Square Root Calculator
Calculate square roots, cube roots, and any nth root. Simplifies radicals and shows exact results for perfect squares.
√x = x^(1/2). Common perfect squares: √1=1, √4=2, √9=3, √16=4, √25=5, √49=7, √64=8, √81=9, √100=10. To simplify: √48 = √(16×3) = 4√3 ≈ 6.928.
Perfect squares
Square Root Notation by Country
| Country / System | Notation | Calculator key | Curriculum note |
|---|---|---|---|
| 🇺🇸 USA (Common Core) | √x, x^(1/2) | √ key or x^(1/2) | Simplifying radicals is key skill |
| 🇬🇧 UK (GCSE) | √x | √ on Casio fx | Surd form expected in answers |
| 🇩🇪 Germany | Quadratwurzel (√x) | √ on Casio | Irrationale Zahlen (irrational numbers) |
| 🇯🇵 Japan (中学) | √x (ルート x) | √ on CASIO | 根号 — exact form preferred |
| 🇮🇳 India (CBSE) | √x | √ key | Surds chapter in Class 9 |
| 🇨🇳 China | √x (根号) | √ key | 平方根 (square root), 立方根 (cube root) |
| 🇫🇷 France | Racine carrée (√x) | √ on calculatrice | Simplification required |
Frequently Asked Questions
What is the square root of 2?
√2 ≈ 1.41421356237... It is irrational — its decimal expansion never ends or repeats.

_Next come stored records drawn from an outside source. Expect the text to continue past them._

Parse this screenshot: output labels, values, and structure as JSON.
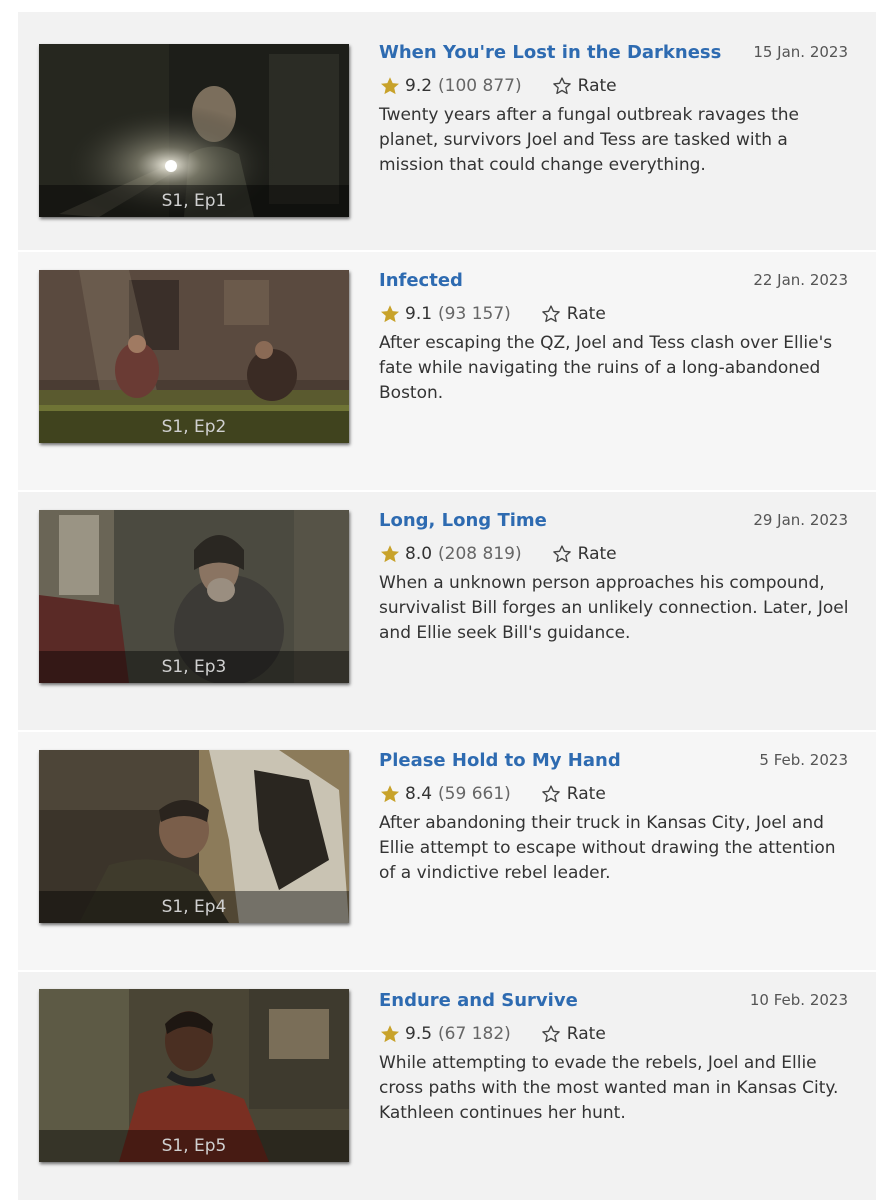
{
  "episodes": [
    {
      "title": "When You're Lost in the Darkness",
      "date": "15 Jan. 2023",
      "rating": "9.2",
      "votes": "(100 877)",
      "rate_label": "Rate",
      "ep_label": "S1, Ep1",
      "description": "Twenty years after a fungal outbreak ravages the planet, survivors Joel and Tess are tasked with a mission that could change everything."
    },
    {
      "title": "Infected",
      "date": "22 Jan. 2023",
      "rating": "9.1",
      "votes": "(93 157)",
      "rate_label": "Rate",
      "ep_label": "S1, Ep2",
      "description": "After escaping the QZ, Joel and Tess clash over Ellie's fate while navigating the ruins of a long-abandoned Boston."
    },
    {
      "title": "Long, Long Time",
      "date": "29 Jan. 2023",
      "rating": "8.0",
      "votes": "(208 819)",
      "rate_label": "Rate",
      "ep_label": "S1, Ep3",
      "description": "When a unknown person approaches his compound, survivalist Bill forges an unlikely connection. Later, Joel and Ellie seek Bill's guidance."
    },
    {
      "title": "Please Hold to My Hand",
      "date": "5 Feb. 2023",
      "rating": "8.4",
      "votes": "(59 661)",
      "rate_label": "Rate",
      "ep_label": "S1, Ep4",
      "description": "After abandoning their truck in Kansas City, Joel and Ellie attempt to escape without drawing the attention of a vindictive rebel leader."
    },
    {
      "title": "Endure and Survive",
      "date": "10 Feb. 2023",
      "rating": "9.5",
      "votes": "(67 182)",
      "rate_label": "Rate",
      "ep_label": "S1, Ep5",
      "description": "While attempting to evade the rebels, Joel and Ellie cross paths with the most wanted man in Kansas City. Kathleen continues her hunt."
    }
  ],
  "colors": {
    "title_link": "#2e6bb1",
    "star_filled": "#c8a22a",
    "row_odd": "#f2f2f2",
    "row_even": "#f6f6f6"
  }
}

It appears in the diagonal of a unit square (by the Pythagorean theorem: √(1²+1²) = √2).
How do you simplify √48?
√48 = √(16 × 3) = √16 × √3 = 4√3 ≈ 6.928. The key is finding the largest perfect square factor (16). UK GCSE calls this "surd form."
Can you take the square root of a negative number?

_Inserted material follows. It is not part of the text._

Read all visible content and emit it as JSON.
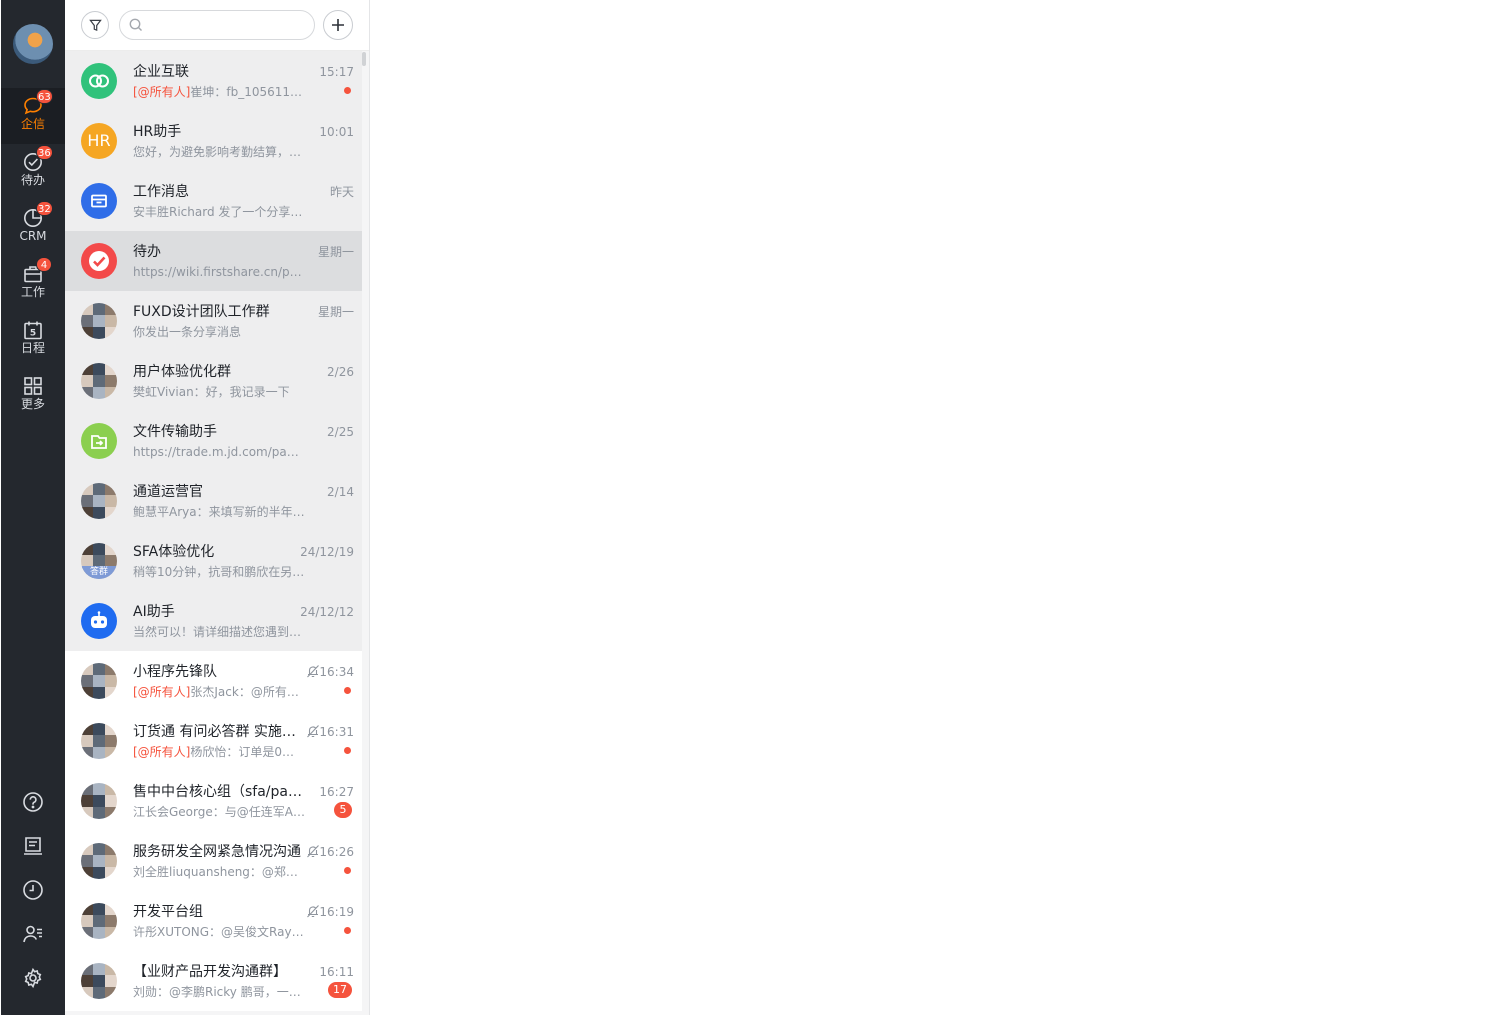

Not in real numbers. √(−1) = i (the imaginary unit). Even roots of negative numbers require complex numbers. Odd roots (∛(−8) = −2) are real.
What is the difference between √9 and ±√9?
The principal square root (√9) is always the positive value: √9 = 3. The ± symbol (±√9 = ±3) appears when solving x² = 9, acknowledging both 3² = 9 and (−3)² = 9. Calculators return the principal root.